McCoy’s friend Springy (Larry Block) helps McCoy get dressed as Cat continues to sit on the bathtub.
In a later scene, McCoy sneaks into his apartment via the back way. He meets Cat sitting on the wall outside and stops to share a head butt with him.
McCoy then picks up Cat and carries him up the fire escape to his apartment where he gets him something to eat.
A woman named Alexis (Dyan Cannon) shows up at the apartment and comments on what a pretty cat Cat is.
Sure enough, McCoy and Alexis start to kiss with Cat in between them. One of the many scenes of cats caught between kisses on film!
Cat is then seen under the pool table / bed as the couple lie on top together after what was presumably some love making.
Cat is only seen again at the end of the film when McCoy comes home to find Alexis. Alexis has fed Cat, who is eating on the counter.
Previously Morris the Cat made a name for himself as a commercial spokescat for Nine Lives cat food, winning a PATSY award for his commercial work (the award was accepted by Morris’ trainer Robert Martwick.) This was Morris’ big screen debut, as explained in his official biography by Mary Daniels in 1974.

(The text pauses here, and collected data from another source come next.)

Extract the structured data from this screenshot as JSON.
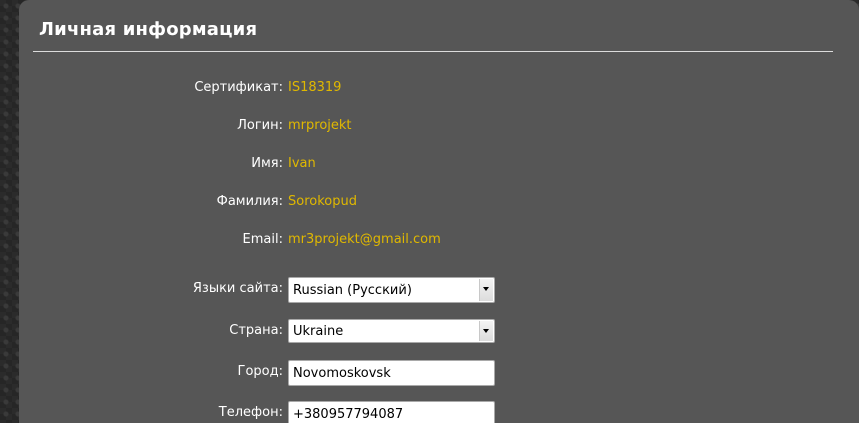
{
  "section": {
    "title": "Личная информация"
  },
  "info": [
    {
      "label": "Сертификат:",
      "value": "IS18319"
    },
    {
      "label": "Логин:",
      "value": "mrprojekt"
    },
    {
      "label": "Имя:",
      "value": "Ivan"
    },
    {
      "label": "Фамилия:",
      "value": "Sorokopud"
    },
    {
      "label": "Email:",
      "value": "mr3projekt@gmail.com"
    }
  ],
  "form": {
    "language": {
      "label": "Языки сайта:",
      "selected": "Russian (Русский)"
    },
    "country": {
      "label": "Страна:",
      "selected": "Ukraine"
    },
    "city": {
      "label": "Город:",
      "value": "Novomoskovsk"
    },
    "phone": {
      "label": "Телефон:",
      "value": "+380957794087"
    }
  },
  "colors": {
    "panel": "#565656",
    "label": "#ffffff",
    "value": "#e0b800"
  }
}
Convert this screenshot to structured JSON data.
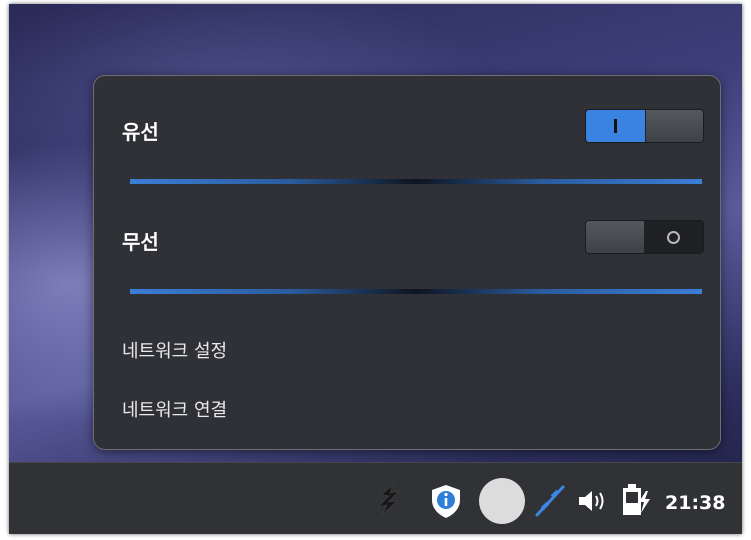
{
  "network_menu": {
    "wired": {
      "label": "유선",
      "enabled": true
    },
    "wireless": {
      "label": "무선",
      "enabled": false
    },
    "items": [
      {
        "label": "네트워크 설정"
      },
      {
        "label": "네트워크 연결"
      }
    ]
  },
  "taskbar": {
    "clock": "21:38",
    "tray_icons": [
      "app-logo-icon",
      "shield-info-icon",
      "status-circle-icon",
      "network-connection-icon",
      "volume-icon",
      "battery-charging-icon"
    ]
  },
  "colors": {
    "accent": "#3a83e0",
    "popup_bg": "#2f3136",
    "taskbar_bg": "#303236"
  }
}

According to the bio, the film was shot in Brooklyn and Morris was brought on location for his role. Interestingly enough, it says his first scene entailed Morris approaching Reynolds after McCoy is beat up and licking the man’s face. Reynolds was then to move to the bathtub where he is found the next day. The memorable scene with Morris sitting beside Burt in the tub and being found there by Springy was not planned, but Morris performed so well the director went with it. The part leading up to this iconic scene appears to have been left on the cutting room floor.

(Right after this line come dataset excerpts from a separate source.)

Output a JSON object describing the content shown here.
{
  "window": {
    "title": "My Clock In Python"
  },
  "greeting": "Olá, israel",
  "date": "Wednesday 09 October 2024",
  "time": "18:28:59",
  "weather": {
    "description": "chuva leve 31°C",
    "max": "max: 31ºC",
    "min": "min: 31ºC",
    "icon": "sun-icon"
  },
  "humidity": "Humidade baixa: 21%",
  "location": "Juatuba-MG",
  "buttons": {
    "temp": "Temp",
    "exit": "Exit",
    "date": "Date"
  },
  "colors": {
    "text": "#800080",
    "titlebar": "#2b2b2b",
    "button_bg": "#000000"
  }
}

Reynolds was quoted as saying, “I found Morris to be the most unselfish actor I’ve ever worked with in terms of the camera, but when it came to love scenes he was awfully selfish, I felt, and concentrated on his own gratification. However, that alone would probably make him a star.”
Morris is often erroneously credited as having also appeared in The Long Goodbye, but the biography states that Morris turned the role down because he was worried about being typecast. We suspect cat actor Orangey appeared in the other film opposite Elliott Gould.
Final Mewsings: Real men give cats head butts.